In hepatocellular carcinoma (HCC), ATP6V1D knockdown inhibits HCC stemness and malignant progression both in vitro and in vivo. Mechanistically, it enhances HCC stemness and progression by maintaining autophagic flux, through promoting lysosomal acidification and enhancing the interaction between CHMP4B and IST1 to foster ESCRT-III complex assembly, thus facilitating autophagosome-lysosome fusion [1].

In Alzheimer's disease, ATP6V1D has been identified as a biomarker, and its down-regulated expression is considered a protective factor. It is potentially involved in pathways related to "interferon gamma response", "inflammatory response", and "TNFα signaling via NFκB" [4].

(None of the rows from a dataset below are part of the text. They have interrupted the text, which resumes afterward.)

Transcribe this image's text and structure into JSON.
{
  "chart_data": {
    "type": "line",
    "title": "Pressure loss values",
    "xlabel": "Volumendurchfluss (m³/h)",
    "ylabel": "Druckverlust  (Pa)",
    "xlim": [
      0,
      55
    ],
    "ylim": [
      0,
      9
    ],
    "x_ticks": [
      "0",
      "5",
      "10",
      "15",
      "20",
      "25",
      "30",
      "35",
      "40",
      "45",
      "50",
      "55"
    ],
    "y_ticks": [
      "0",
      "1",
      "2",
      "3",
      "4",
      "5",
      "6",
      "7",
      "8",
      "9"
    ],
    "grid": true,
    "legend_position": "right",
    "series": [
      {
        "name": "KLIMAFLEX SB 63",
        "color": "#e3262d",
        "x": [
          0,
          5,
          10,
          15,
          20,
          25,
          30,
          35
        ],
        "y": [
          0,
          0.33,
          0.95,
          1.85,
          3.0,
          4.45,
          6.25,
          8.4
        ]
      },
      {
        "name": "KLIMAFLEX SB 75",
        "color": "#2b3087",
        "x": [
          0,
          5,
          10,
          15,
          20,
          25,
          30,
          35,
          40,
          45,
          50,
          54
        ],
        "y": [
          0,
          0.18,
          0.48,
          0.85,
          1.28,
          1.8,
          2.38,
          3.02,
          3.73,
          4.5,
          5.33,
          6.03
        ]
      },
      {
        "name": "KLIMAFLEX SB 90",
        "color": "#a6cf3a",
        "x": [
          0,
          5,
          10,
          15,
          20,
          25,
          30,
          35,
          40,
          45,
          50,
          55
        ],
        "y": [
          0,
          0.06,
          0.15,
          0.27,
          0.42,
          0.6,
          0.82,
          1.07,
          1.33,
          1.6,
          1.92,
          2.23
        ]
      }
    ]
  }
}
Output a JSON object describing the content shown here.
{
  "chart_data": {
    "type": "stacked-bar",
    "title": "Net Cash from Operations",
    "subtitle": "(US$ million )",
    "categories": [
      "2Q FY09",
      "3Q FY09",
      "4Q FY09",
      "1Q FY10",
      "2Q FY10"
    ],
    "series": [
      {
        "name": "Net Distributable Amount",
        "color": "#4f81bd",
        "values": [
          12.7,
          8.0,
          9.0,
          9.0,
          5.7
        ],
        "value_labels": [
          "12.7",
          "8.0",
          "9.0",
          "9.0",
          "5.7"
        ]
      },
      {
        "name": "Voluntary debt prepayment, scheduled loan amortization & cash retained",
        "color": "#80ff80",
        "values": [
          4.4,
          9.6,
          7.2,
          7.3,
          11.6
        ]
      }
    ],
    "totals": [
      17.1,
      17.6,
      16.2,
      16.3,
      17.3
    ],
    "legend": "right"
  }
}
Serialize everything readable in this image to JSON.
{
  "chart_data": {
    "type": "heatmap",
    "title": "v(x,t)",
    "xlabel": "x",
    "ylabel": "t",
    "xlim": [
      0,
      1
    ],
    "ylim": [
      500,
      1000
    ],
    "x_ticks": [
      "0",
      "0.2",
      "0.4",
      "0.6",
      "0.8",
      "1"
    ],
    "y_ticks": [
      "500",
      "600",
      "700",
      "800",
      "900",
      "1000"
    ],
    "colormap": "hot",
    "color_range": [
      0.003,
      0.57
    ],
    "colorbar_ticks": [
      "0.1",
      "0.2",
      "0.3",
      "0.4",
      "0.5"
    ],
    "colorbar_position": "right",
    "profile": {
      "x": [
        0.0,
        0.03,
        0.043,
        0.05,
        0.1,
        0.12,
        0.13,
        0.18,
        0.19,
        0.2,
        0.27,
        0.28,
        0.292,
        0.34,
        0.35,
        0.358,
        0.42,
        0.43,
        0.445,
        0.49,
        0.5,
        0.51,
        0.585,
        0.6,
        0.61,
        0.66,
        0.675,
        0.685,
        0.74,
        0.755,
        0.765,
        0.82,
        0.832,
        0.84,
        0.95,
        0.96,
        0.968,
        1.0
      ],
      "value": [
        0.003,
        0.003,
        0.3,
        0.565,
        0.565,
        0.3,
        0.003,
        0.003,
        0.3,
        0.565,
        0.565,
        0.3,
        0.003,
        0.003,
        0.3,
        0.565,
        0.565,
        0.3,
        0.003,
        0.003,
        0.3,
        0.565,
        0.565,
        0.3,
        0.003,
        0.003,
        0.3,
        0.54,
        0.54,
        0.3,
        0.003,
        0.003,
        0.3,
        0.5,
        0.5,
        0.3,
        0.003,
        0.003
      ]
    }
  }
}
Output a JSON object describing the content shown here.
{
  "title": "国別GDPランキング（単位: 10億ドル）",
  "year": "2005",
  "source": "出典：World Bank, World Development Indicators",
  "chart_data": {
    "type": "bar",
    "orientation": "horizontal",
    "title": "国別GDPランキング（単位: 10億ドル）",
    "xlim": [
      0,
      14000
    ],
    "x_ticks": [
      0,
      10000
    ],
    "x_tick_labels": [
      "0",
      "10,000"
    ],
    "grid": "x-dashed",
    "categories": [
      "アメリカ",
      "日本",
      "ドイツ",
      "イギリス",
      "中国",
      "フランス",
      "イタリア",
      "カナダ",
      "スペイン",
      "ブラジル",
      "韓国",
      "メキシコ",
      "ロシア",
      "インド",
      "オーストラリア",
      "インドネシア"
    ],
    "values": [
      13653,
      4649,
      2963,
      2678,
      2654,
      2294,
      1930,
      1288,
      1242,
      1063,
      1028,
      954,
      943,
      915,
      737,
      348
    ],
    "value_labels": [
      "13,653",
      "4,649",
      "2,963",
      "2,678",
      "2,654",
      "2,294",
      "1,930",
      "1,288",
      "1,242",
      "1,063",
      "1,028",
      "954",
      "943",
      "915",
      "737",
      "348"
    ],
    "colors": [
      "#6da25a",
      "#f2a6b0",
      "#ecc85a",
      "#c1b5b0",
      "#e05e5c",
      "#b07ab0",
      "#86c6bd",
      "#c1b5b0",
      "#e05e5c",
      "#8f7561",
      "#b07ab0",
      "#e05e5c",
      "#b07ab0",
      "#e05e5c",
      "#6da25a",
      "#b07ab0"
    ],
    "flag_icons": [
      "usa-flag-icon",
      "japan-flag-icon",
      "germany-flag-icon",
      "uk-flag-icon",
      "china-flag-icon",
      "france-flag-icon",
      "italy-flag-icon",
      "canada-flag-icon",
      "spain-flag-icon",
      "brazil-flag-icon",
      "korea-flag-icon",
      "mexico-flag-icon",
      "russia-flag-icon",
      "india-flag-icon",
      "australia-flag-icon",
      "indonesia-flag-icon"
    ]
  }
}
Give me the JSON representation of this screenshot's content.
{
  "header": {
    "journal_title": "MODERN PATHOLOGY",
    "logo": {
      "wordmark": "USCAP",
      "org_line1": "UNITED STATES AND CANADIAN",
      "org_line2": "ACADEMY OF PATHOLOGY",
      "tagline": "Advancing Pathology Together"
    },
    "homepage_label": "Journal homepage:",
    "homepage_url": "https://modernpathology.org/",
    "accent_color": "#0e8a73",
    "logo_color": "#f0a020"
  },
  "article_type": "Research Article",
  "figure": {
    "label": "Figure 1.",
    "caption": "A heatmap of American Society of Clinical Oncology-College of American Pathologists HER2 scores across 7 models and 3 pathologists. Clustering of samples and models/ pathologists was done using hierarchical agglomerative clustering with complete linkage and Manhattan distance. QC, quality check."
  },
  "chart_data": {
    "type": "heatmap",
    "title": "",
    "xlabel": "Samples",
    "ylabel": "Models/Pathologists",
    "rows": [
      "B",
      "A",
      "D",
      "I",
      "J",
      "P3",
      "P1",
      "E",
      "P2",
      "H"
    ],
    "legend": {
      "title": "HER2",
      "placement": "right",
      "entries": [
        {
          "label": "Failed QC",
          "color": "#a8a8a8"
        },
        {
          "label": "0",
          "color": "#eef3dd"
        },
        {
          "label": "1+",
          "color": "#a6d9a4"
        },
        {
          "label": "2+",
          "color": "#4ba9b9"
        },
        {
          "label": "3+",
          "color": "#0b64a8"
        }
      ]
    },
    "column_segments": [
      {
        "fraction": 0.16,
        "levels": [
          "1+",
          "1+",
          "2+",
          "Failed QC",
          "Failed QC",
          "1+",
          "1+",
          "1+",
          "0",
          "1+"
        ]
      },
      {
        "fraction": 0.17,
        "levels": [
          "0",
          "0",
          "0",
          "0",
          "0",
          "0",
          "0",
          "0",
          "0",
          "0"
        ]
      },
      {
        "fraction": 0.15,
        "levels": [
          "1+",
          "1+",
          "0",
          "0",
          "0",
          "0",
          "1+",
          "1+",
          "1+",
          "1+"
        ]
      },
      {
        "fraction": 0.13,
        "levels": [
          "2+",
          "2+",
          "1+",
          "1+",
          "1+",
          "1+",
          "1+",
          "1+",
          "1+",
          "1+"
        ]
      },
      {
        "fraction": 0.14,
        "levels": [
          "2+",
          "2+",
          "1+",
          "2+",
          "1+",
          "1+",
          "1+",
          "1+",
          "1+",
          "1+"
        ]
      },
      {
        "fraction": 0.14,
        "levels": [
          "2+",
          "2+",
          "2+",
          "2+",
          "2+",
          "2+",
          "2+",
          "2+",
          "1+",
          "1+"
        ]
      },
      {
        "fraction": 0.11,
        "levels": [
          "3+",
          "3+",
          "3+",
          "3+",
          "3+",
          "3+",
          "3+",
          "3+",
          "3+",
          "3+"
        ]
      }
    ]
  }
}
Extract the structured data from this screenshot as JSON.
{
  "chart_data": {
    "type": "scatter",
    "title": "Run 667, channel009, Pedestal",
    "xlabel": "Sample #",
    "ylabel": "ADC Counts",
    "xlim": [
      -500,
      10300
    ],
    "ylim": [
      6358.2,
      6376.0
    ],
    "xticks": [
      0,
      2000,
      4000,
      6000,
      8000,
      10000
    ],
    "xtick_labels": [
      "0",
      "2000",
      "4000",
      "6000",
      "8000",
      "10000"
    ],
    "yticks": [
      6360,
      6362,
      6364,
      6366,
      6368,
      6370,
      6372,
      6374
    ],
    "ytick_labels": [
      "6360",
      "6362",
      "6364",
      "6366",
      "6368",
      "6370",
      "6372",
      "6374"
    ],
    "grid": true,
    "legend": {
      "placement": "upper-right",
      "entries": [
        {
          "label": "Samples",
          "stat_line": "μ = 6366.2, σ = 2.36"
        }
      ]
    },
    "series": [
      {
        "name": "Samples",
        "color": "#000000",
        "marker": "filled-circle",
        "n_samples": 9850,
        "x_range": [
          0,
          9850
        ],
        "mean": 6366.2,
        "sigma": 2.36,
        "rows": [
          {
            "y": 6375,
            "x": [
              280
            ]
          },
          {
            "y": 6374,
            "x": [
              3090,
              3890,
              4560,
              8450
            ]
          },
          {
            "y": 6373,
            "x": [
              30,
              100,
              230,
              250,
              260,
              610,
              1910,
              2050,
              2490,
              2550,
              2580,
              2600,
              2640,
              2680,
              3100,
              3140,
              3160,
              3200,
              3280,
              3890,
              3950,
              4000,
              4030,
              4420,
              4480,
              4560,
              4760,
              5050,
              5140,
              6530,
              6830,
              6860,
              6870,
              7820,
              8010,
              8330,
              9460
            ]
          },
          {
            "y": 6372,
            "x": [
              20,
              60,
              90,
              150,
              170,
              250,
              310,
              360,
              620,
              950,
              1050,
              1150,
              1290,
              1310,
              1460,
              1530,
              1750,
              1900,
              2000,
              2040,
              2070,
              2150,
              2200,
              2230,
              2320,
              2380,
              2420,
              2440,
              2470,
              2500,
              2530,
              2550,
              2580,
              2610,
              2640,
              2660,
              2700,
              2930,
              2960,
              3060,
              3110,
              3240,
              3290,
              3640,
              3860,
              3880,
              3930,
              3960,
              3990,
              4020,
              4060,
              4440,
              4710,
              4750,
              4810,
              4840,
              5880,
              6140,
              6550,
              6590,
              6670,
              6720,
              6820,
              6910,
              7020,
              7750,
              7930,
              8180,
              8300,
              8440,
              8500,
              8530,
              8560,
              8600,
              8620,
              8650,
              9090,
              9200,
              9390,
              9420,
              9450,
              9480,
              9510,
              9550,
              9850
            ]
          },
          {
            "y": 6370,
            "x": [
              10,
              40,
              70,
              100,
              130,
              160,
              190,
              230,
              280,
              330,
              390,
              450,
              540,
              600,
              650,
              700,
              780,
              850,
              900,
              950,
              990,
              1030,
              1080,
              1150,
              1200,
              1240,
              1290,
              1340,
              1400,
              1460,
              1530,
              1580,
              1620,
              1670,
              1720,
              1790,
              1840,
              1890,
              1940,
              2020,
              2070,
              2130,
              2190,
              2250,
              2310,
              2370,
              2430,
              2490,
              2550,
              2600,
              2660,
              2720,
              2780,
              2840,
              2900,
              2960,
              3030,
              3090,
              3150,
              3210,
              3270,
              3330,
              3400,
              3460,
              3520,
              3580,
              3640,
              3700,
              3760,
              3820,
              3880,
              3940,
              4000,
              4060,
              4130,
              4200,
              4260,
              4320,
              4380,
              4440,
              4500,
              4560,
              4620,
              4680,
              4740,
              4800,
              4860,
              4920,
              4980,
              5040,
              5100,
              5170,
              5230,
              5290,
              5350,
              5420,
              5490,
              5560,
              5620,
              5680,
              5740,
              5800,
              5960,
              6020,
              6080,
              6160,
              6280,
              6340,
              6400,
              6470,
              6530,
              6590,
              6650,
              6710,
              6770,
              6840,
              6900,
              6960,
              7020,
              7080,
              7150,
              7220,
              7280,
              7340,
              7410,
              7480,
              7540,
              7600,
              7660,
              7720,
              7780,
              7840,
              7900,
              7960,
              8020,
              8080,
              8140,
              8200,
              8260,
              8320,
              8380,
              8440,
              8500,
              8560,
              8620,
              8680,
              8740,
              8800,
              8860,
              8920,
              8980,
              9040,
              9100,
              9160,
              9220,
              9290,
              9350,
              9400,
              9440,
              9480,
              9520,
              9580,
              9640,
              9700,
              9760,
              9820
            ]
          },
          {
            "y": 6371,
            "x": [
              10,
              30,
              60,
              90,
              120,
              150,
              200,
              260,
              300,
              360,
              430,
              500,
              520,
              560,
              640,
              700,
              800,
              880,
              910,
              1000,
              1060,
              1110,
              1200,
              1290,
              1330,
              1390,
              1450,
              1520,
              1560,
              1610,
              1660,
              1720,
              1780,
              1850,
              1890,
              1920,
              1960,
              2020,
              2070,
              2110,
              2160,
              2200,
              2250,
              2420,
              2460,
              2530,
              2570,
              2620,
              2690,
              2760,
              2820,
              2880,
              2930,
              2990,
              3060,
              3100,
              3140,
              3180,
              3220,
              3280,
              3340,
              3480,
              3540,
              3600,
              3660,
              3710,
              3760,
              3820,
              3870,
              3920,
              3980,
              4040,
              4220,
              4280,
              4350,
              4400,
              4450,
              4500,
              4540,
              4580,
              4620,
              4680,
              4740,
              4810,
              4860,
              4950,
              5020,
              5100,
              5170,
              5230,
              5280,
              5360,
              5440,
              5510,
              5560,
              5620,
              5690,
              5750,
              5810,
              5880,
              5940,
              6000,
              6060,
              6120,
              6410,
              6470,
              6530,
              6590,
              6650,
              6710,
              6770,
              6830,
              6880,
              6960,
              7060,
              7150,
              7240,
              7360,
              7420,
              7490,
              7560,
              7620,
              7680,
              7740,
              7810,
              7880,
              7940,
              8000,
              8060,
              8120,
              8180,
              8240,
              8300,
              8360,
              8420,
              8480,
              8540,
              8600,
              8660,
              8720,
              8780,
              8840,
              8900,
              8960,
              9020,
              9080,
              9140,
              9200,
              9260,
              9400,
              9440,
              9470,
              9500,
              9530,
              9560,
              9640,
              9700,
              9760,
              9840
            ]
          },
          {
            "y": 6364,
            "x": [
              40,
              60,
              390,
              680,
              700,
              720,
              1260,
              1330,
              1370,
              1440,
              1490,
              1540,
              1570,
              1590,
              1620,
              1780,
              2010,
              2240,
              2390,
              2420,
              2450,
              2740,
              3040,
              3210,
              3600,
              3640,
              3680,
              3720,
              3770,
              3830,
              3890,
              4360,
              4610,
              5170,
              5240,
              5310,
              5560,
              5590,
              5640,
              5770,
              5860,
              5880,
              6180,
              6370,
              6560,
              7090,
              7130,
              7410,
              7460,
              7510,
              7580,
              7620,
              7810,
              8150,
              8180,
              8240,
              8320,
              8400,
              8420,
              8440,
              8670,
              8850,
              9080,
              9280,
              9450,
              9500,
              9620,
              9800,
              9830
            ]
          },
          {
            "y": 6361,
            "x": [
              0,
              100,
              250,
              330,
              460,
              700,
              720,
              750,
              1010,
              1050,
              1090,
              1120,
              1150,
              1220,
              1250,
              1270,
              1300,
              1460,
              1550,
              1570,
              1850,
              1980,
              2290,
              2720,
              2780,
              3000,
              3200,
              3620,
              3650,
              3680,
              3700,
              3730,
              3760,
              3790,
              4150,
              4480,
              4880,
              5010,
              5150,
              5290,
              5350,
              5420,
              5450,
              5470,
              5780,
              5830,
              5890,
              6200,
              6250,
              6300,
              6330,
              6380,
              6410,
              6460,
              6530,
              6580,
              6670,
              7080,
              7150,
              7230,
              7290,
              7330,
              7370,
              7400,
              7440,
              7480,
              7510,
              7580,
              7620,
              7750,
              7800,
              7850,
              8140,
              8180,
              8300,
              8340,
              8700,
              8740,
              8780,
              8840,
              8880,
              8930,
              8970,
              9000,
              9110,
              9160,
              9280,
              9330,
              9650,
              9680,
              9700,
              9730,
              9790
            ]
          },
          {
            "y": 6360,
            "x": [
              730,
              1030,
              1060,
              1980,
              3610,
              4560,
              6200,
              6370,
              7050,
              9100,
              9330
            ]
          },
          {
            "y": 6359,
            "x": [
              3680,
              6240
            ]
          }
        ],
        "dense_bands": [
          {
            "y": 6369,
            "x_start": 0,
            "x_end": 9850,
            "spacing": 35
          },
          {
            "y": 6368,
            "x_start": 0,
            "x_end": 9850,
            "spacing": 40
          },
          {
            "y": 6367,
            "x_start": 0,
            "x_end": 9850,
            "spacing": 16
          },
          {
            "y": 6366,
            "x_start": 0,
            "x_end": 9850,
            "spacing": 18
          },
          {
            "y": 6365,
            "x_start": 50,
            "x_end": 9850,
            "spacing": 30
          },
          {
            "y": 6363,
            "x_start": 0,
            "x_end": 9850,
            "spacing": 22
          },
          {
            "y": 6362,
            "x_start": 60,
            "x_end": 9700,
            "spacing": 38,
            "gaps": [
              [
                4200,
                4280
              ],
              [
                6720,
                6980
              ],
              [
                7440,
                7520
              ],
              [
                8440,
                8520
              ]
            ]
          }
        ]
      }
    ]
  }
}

In depression, SNPs (rs3759755 and rs10144417) in the promoter region of the ATP6V1D are associated with susceptibility to depression [5].

In conclusion, Atp6v1d plays a significant role in multiple biological processes mainly through its involvement in the autophagy-lysosomal pathway. Its functions are closely related to diseases like HCC, Alzheimer's disease, and depression. Studies on Atp6v1d knockout or knockdown models have provided valuable insights into the underlying mechanisms of these diseases, helping to understand the biological functions of Atp6v1d and offering potential therapeutic targets for related diseases [1,4,5].